We will expand on upon the work conducted by Aycrigg et al. (2016), which evaluated the opportunities in the next 50 years for diversifying the ecological representation of the National Wilderness Preservation System by comparing their results to land use change patterns over the next 50 years (Figures 1 and 2). We will also build off the Landscape Assessment effort currently being conducted by The Wilderness Society, which is compiling and analyzing a series of metrics (including biodiversity hotspots, climate change dissimilarities, political viability, and connectivity data) in an effort to determine future impacts on wilderness areas and to identify suitable lands with the highest potential for wilderness area designation.
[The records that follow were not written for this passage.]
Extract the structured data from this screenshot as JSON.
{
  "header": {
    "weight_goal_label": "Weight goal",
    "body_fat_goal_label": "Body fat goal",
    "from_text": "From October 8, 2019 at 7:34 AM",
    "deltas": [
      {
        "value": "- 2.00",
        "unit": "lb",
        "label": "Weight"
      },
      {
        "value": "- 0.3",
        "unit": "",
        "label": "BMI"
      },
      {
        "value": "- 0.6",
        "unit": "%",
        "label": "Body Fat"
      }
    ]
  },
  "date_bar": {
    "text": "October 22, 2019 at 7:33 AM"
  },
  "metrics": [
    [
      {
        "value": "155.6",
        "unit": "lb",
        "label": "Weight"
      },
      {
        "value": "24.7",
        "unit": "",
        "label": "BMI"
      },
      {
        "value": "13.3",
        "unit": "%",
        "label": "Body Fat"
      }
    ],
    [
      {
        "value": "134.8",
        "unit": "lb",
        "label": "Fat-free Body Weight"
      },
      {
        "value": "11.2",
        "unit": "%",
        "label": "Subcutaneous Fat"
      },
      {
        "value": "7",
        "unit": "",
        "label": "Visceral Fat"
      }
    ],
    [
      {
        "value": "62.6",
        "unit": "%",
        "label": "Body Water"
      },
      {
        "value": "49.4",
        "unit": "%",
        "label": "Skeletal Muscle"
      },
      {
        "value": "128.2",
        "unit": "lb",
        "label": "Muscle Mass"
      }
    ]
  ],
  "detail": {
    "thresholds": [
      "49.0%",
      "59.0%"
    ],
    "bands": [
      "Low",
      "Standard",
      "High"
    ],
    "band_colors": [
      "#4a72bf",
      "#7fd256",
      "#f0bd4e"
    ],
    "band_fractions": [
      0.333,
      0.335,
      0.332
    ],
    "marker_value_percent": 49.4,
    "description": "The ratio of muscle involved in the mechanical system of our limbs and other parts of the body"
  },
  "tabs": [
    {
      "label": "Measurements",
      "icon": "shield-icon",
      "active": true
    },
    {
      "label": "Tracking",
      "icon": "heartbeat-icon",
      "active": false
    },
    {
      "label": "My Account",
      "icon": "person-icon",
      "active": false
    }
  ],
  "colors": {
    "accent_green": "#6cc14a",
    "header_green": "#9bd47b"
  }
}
Effects and patterns of future land-use change, both direct and indirect, on designated wilderness will inform not only the impacts to these areas, but also identify new areas with the most potential for new wilderness designation. Areas with wilderness character outside of the National Wilderness Preservation Systems are becoming rare because of pressures from land-use changes (Martinuzzi et al. 2015) and consequently are becoming an important component of a comprehensive strategy to protect biodiversity.

Figure 1. The frequency of percent change in representation of ecological systems with the addition of each land designation category

Graphs of the frequency percent change in representation of ecological systems
A. Percent change from the National Preservation System (NWPS) to NWPS plus all National Park lands (NP) that have yet to be designated wilderness within the National Park Service (NPS); B. Percent change from NWPS plus NP to NWPS plus NP plus land managed as wilderness (MW); C. Percent change from NWPS plus NP plus MW to NWPS plus NP plus MW plus the remaining USFS Inventoried Roadless Areas (IRA); D. Percent change from NWPS plus NP plus MW plus IRA to all land designation categories (i.e., NWPS plus NP plus MW plus IRA plus the remaining BLM roadless lands). For example, the frequency of ecological system representation within the >1-5 percent group when NP lands are added to NWPS lands is 122 (A). Each category is spatially separate from the others.

Figure 2. Percent area change of each ecological system with the cumulative addition of each land designation category to the National Wilderness Preservation System (NWPS)

Maps showing percent change of each ecological system
A. Addition of all National Park lands that have yet to be designated wilderness within the National Park Service (NPS); B. Cumulative addition of lands managed as wilderness that have been studied by Congress or recommended by federal land management agencies, including US Forest Service (USFS), Bureau of Land Management (BLM), and US Fish and Wildlife Service (USFWS), for wilderness designation; C. Cumulative addition of the remaining USFS Inventoried Roadless Areas; D. Cumulative addition of the remaining BLM roadless lands. Each category is spatially separate from the others.

Aycrigg, J.L., J. Tricker, R.T. Belote, M.S. Dietz, L. Duarte, and G.H. Aplet. 2016. The next 50 years: opportunities for diversifying the ecological representative of the National Wilderness Preservation System. Journal of Forestry 114(3): 396-404.
Martinuzzi, S., V.C. Radeloff, L.N. Joppa, C.M. Hamilton, D.P. Helmers, A.J. Plantinga, and D.J. Lewis. 2015. Scenarios of future land use change around United States’ protected areas. Biological Conservation. 184:446-455.